En la historia de la humanidad los genocidios son constantes y no terminan, ahora se han trasladado a regiones empobrecidas, remotas, desérticas. El genocidio asola a los países árabes con un riesgo evidente de extenderse hacia el occidente, relajado en su falsa burbuja de bienestar. Pero hay genocidios que, o han contado con cierto beneplácito institucional o resultaba incómodo revelarlos en su momento, y fue incómodo el genocidio soviético a polacos y otras minorías étnicas y nacionales cuando se libraba la segunda guerra mundial, o los llevados a cabo por los turcos cuando han sido unos aliados potenciales del amigo americano y un cortafuegos a aventuras izquierdistas en la puerta de Europa. Y frente al publicitado genocidio camboyano, el indonesio forma parte del olvido más absoluto, el amigo americano financió y sostuvo la salvaje represión llevada a cabo por las milicias progubernamentales para exterminar a todo aquello que pareciera comunista, asesinando de manera salvaje, con un ensañamiento no exento de ánimo publicitario para generar terror, a cerca de un millón de personas.

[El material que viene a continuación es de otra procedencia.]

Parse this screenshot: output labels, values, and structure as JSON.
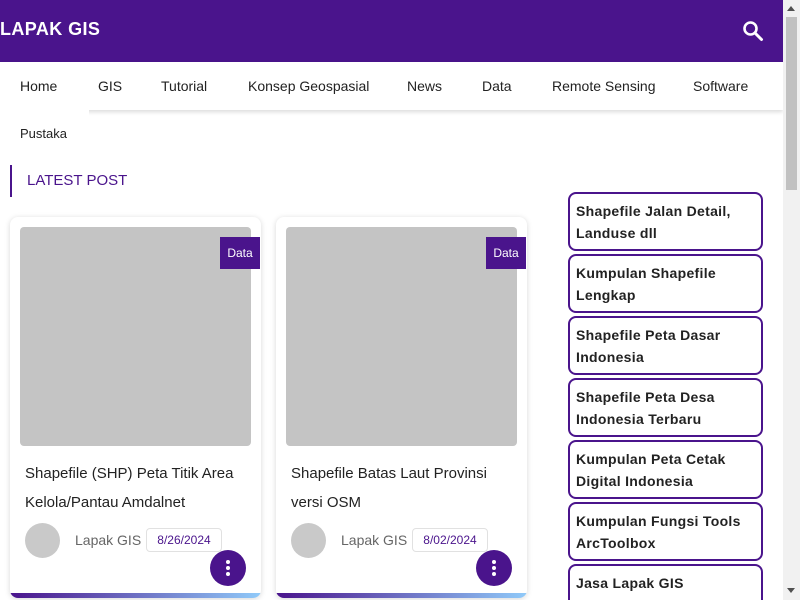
{
  "header": {
    "brand": "LAPAK GIS",
    "search_icon": "search-icon",
    "background": "#4a148c"
  },
  "nav": {
    "items": [
      {
        "label": "Home"
      },
      {
        "label": "GIS"
      },
      {
        "label": "Tutorial"
      },
      {
        "label": "Konsep Geospasial"
      },
      {
        "label": "News"
      },
      {
        "label": "Data"
      },
      {
        "label": "Remote Sensing"
      },
      {
        "label": "Software"
      },
      {
        "label": "Pustaka"
      }
    ]
  },
  "section": {
    "title": "LATEST POST"
  },
  "posts": [
    {
      "category": "Data",
      "title": "Shapefile (SHP) Peta Titik Area Kelola/Pantau Amdalnet",
      "author": "Lapak GIS",
      "date": "8/26/2024"
    },
    {
      "category": "Data",
      "title": "Shapefile Batas Laut Provinsi versi OSM",
      "author": "Lapak GIS",
      "date": "8/02/2024"
    }
  ],
  "sidebar": {
    "items": [
      {
        "label": "Shapefile Jalan Detail, Landuse dll"
      },
      {
        "label": "Kumpulan Shapefile Lengkap"
      },
      {
        "label": "Shapefile Peta Dasar Indonesia"
      },
      {
        "label": "Shapefile Peta Desa Indonesia Terbaru"
      },
      {
        "label": "Kumpulan Peta Cetak Digital Indonesia"
      },
      {
        "label": "Kumpulan Fungsi Tools ArcToolbox"
      },
      {
        "label": "Jasa Lapak GIS"
      }
    ]
  },
  "colors": {
    "accent": "#4a148c",
    "thumbnail_placeholder": "#c4c4c4"
  }
}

No es de extrañar que el director haya decidido no volver a poner un pie en Indonesia, pero lo que más impresiona es leer en los títulos de crédito, reiteradamente, la palabra “anonymous” para referirse a todos los indonesios que han participado en el rodaje de esta película, tanto ofreciendo su rostro como trabajando en el plano técnico y artístico, síntoma de que el país no funciona con normalidad, que las heridas no es que se abran recordando la barbarie sino que quienes han herido se niegan, de manera sistemática a reconocer que lo hecho, mal hecho está. Por eso, asistir a una clase de historia en un colegio y oír al profesor lanzando barbaridades sobre los comunistas y alabando que gracias a los militares llegó la democracia a Indonesia te demuestra lo lejos que puede estar ese país de una democracia, al menos, formal.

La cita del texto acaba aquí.